Not that I'm aware of. These particular fixtures had been out with a touring outdoor event type thing for multiple months, and came back absolutely COVERED in clay, dirt, muck, grime, and general unhappiness. When we opened the road cases up, moths flew out of quite a few of them, and I even had a moth fly out of one of the bodies when we opened it up.

(hate when they bring me a light that tests out fine and never think that it might be their cable runs)

My favorite is when working with VL1Ks (oh how I hate those things) when they come back for a Tilt error, and all it takes is a little push on the metal tabs to keep them from smashing into the yoke to fix it. Such an expensive and time-consuming process for a fix that doesn't even require opening up the light at all. And it happens ALL THE TIME when crews take the fixtures out of cases roughly and don't realize they're bending out the metal tabs.
 
My favorite is when working with VL1Ks (oh how I hate those things) when they come back for a Tilt error, and all it takes is a little push on the metal tabs to keep them from smashing into the yoke to fix it.

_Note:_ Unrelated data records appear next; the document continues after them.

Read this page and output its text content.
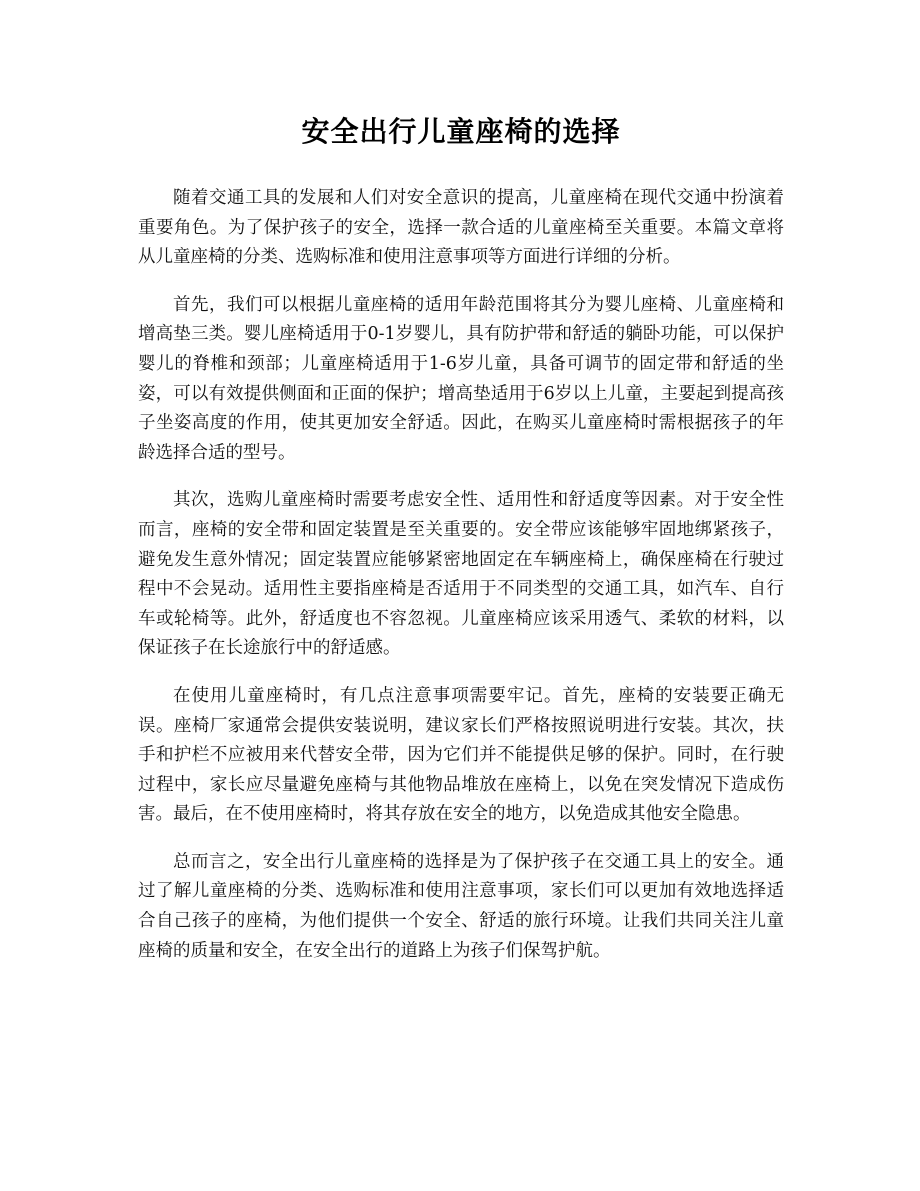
安全出行儿童座椅的选择

随着交通工具的发展和人们对安全意识的提高，儿童座椅在现代交通中扮演着重要角色。为了保护孩子的安全，选择一款合适的儿童座椅至关重要。本篇文章将从儿童座椅的分类、选购标准和使用注意事项等方面进行详细的分析。

首先，我们可以根据儿童座椅的适用年龄范围将其分为婴儿座椅、儿童座椅和增高垫三类。婴儿座椅适用于0-1岁婴儿，具有防护带和舒适的躺卧功能，可以保护婴儿的脊椎和颈部；儿童座椅适用于1-6岁儿童，具备可调节的固定带和舒适的坐姿，可以有效提供侧面和正面的保护；增高垫适用于6岁以上儿童，主要起到提高孩子坐姿高度的作用，使其更加安全舒适。因此，在购买儿童座椅时需根据孩子的年龄选择合适的型号。

其次，选购儿童座椅时需要考虑安全性、适用性和舒适度等因素。对于安全性而言，座椅的安全带和固定装置是至关重要的。安全带应该能够牢固地绑紧孩子，避免发生意外情况；固定装置应能够紧密地固定在车辆座椅上，确保座椅在行驶过程中不会晃动。适用性主要指座椅是否适用于不同类型的交通工具，如汽车、自行车或轮椅等。此外，舒适度也不容忽视。儿童座椅应该采用透气、柔软的材料，以保证孩子在长途旅行中的舒适感。

在使用儿童座椅时，有几点注意事项需要牢记。首先，座椅的安装要正确无误。座椅厂家通常会提供安装说明，建议家长们严格按照说明进行安装。其次，扶手和护栏不应被用来代替安全带，因为它们并不能提供足够的保护。同时，在行驶过程中，家长应尽量避免座椅与其他物品堆放在座椅上，以免在突发情况下造成伤害。最后，在不使用座椅时，将其存放在安全的地方，以免造成其他安全隐患。

总而言之，安全出行儿童座椅的选择是为了保护孩子在交通工具上的安全。通过了解儿童座椅的分类、选购标准和使用注意事项，家长们可以更加有效地选择适合自己孩子的座椅，为他们提供一个安全、舒适的旅行环境。让我们共同关注儿童座椅的质量和安全，在安全出行的道路上为孩子们保驾护航。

Hey, I loved those things a few months ago! Seems like something to add to the whole "Is it turned on, does it have power, does it have good batteries (not quite applicable here, but common), does it have DMX..." thing.
 
Not that I'm aware of. These particular fixtures had been out with a touring outdoor event type thing for multiple months, and came back absolutely COVERED in clay, dirt, muck, grime, and general unhappiness. When we opened the road cases up, moths flew out of quite a few of them, and I even had a moth fly out of one of the bodies when we opened it up.

Did you find anything in them (that didn't start out/belong there) that's bigger than any of the vent holes? I watched a tech pull gravel size rocks out of some lights that had been on a BMX/monster truck/something involving masses of dirt show. We couldn't figure out for the life of us how they got in there as the rocks were significantly larger than any vents on the fixtures. I think the conclusion was either prank or the set up the mover hospital IN a dirt pit.